Police official says Indonesian suspected of recruiting citizens to join Daesh-linked Abu Sayyaf militant group
Indonesian police have arrested a suspected militant accused of recruiting citizens to join a Daesh-linked terror group in the Philippines’ troubled south.
A national police spokesman told Anadolu Agency on Wednesday that 36-year-old Mahbub, who like many Indonesians uses one name, was arrested Monday in East Java province after police tracked his activities over two months.
“He recruited people who want to go to the southern Philippines,” Insp. Gen. Boy Rafli Amar said. “We are still investigating how many people have departed.”
Indonesia-based terror networks have a history of close relations with the Abu Sayyaf in the Philippines’ southern Mindanao island region.
In the early 2000s, some members of Jemaah Islamiyah, an affiliate of al-Qaeda in Southeast Asia, received military training at Abu Sayyaf camps.

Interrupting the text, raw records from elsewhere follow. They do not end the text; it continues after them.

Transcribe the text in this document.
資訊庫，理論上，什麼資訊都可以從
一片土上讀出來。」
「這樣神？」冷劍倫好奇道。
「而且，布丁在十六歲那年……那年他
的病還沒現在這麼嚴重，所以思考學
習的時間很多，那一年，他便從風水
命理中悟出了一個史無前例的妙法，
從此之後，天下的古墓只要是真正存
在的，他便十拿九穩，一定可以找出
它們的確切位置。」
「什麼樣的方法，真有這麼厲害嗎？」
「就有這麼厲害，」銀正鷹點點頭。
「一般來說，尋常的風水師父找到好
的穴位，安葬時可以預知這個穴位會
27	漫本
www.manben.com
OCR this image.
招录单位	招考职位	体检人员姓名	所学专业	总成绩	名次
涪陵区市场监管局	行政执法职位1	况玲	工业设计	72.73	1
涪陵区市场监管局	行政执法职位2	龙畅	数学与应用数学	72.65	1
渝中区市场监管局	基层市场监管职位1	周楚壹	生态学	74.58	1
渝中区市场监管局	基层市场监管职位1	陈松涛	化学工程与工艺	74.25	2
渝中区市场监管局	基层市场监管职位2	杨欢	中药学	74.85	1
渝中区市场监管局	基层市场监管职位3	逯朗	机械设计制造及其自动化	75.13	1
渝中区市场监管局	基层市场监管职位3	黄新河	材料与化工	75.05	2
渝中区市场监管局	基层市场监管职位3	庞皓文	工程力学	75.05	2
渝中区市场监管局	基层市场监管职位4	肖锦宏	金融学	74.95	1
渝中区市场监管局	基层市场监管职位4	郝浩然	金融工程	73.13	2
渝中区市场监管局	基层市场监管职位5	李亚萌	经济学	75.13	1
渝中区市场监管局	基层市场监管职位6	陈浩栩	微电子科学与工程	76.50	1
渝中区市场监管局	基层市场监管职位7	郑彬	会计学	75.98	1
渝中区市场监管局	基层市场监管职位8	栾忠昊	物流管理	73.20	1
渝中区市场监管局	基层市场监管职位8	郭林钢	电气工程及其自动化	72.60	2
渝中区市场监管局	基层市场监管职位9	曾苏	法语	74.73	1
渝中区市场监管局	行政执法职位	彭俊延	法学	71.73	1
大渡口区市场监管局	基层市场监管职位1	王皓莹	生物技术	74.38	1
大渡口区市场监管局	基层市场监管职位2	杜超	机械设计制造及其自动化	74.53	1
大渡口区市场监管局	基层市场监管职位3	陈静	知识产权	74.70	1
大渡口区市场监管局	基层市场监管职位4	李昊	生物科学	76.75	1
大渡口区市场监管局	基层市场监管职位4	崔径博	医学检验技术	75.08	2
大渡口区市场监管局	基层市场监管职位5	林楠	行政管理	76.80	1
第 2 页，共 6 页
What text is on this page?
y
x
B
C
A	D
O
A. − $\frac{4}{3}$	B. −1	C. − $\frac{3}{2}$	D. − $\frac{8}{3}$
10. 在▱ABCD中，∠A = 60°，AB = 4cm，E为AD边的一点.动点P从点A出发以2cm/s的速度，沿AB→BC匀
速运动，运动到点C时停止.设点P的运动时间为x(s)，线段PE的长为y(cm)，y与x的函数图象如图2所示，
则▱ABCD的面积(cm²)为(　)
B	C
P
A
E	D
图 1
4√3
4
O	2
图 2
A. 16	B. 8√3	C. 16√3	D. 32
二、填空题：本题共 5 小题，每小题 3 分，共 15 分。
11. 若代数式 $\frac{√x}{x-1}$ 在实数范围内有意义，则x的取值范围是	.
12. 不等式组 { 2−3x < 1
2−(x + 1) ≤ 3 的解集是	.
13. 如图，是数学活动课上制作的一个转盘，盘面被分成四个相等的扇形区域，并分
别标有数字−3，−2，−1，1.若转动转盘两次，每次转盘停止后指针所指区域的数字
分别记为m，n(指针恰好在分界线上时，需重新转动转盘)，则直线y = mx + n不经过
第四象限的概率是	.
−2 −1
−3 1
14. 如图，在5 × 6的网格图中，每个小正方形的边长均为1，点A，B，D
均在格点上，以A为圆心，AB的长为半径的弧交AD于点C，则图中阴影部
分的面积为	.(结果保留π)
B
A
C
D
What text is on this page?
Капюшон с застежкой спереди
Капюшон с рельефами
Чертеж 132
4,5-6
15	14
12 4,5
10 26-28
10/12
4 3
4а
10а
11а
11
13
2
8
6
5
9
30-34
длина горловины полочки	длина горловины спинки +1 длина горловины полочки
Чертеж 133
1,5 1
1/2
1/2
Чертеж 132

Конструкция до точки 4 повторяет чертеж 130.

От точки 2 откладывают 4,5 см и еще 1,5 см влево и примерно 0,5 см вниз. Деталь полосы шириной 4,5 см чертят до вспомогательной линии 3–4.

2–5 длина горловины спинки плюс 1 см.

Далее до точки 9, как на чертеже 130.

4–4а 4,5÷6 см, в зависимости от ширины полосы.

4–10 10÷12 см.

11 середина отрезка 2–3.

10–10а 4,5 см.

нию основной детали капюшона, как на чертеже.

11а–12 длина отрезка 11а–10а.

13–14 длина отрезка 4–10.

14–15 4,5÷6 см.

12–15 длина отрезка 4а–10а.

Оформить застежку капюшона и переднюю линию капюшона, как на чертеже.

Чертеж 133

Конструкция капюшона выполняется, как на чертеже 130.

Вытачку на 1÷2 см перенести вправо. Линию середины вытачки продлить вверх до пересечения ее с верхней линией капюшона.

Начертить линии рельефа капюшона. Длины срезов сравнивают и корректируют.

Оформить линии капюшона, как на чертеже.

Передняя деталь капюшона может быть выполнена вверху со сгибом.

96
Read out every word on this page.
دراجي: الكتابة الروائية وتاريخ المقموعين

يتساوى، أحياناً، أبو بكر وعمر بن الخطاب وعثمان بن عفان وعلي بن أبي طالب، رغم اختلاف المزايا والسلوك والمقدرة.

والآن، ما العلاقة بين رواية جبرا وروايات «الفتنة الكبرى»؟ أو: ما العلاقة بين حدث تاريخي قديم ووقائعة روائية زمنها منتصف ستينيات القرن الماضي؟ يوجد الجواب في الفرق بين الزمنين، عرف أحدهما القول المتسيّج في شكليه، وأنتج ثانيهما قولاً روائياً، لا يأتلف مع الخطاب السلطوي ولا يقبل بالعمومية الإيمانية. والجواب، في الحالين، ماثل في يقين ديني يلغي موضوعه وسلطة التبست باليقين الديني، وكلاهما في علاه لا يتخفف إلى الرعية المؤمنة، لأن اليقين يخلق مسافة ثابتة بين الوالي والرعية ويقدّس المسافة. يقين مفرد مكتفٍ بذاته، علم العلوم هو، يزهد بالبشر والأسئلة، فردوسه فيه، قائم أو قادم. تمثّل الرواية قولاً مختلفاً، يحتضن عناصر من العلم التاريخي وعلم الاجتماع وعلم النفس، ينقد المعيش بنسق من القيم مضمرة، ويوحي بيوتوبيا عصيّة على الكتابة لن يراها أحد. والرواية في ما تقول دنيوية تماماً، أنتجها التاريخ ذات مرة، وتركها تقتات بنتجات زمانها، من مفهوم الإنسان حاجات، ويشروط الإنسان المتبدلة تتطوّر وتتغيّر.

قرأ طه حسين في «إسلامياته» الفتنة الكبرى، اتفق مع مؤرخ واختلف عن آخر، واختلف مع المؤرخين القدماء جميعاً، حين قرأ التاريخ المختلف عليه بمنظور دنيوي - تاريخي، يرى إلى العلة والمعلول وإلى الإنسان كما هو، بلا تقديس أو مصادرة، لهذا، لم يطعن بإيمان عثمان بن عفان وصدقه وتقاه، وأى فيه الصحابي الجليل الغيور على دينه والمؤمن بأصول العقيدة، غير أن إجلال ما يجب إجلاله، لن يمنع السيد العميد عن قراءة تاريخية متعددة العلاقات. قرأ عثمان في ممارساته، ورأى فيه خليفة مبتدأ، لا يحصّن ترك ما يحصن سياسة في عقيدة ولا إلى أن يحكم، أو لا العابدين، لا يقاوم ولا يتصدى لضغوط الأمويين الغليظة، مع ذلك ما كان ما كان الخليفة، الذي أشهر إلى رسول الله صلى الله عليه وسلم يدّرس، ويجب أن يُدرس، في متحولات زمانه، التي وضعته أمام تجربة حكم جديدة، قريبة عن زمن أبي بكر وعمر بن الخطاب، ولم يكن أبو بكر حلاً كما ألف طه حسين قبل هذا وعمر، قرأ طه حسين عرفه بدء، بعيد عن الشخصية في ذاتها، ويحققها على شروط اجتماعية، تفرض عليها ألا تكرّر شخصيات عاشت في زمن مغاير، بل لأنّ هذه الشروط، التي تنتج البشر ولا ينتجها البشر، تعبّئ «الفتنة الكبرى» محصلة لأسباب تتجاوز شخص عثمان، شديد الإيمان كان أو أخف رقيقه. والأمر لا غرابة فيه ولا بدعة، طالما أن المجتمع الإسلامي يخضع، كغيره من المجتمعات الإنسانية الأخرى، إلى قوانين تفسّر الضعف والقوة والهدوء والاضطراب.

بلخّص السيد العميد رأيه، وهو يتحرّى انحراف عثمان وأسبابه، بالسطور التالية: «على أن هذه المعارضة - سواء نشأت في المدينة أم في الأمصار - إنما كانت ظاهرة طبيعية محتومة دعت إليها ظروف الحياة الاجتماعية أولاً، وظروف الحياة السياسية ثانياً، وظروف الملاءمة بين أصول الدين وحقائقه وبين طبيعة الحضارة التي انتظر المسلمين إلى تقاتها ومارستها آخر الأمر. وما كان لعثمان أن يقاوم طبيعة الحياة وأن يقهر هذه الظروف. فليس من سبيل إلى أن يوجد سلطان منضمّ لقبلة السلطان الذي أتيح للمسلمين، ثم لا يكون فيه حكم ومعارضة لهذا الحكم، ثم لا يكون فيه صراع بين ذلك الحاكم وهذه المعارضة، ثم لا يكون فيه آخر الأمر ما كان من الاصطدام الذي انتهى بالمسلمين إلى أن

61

Among them were two accused of involvement in the 2002 Bali bombings that left 202 people dead.
On Wednesday, Amar also said that Mahbub was connected to nine other suspected militants — who police have said belong to a new terror group — arrested last week for allegedly planning attacks on security forces.
“They are targeting the security forces. Therefore, we raise awareness,” he underlined.
He said the radical group, which is based in Sulawesi island and has pledged allegiance to Daesh, considered police as enemies hampering their missions and capturing their fellow members.
Indonesia has been cracking down on militant groups since the 2002 Bali bombings.
The country has been on alert against extremist activities since 2015, further heightening security measures after a January 2016 attack left eight people — including four Daesh-linked suspects — dead in the capital.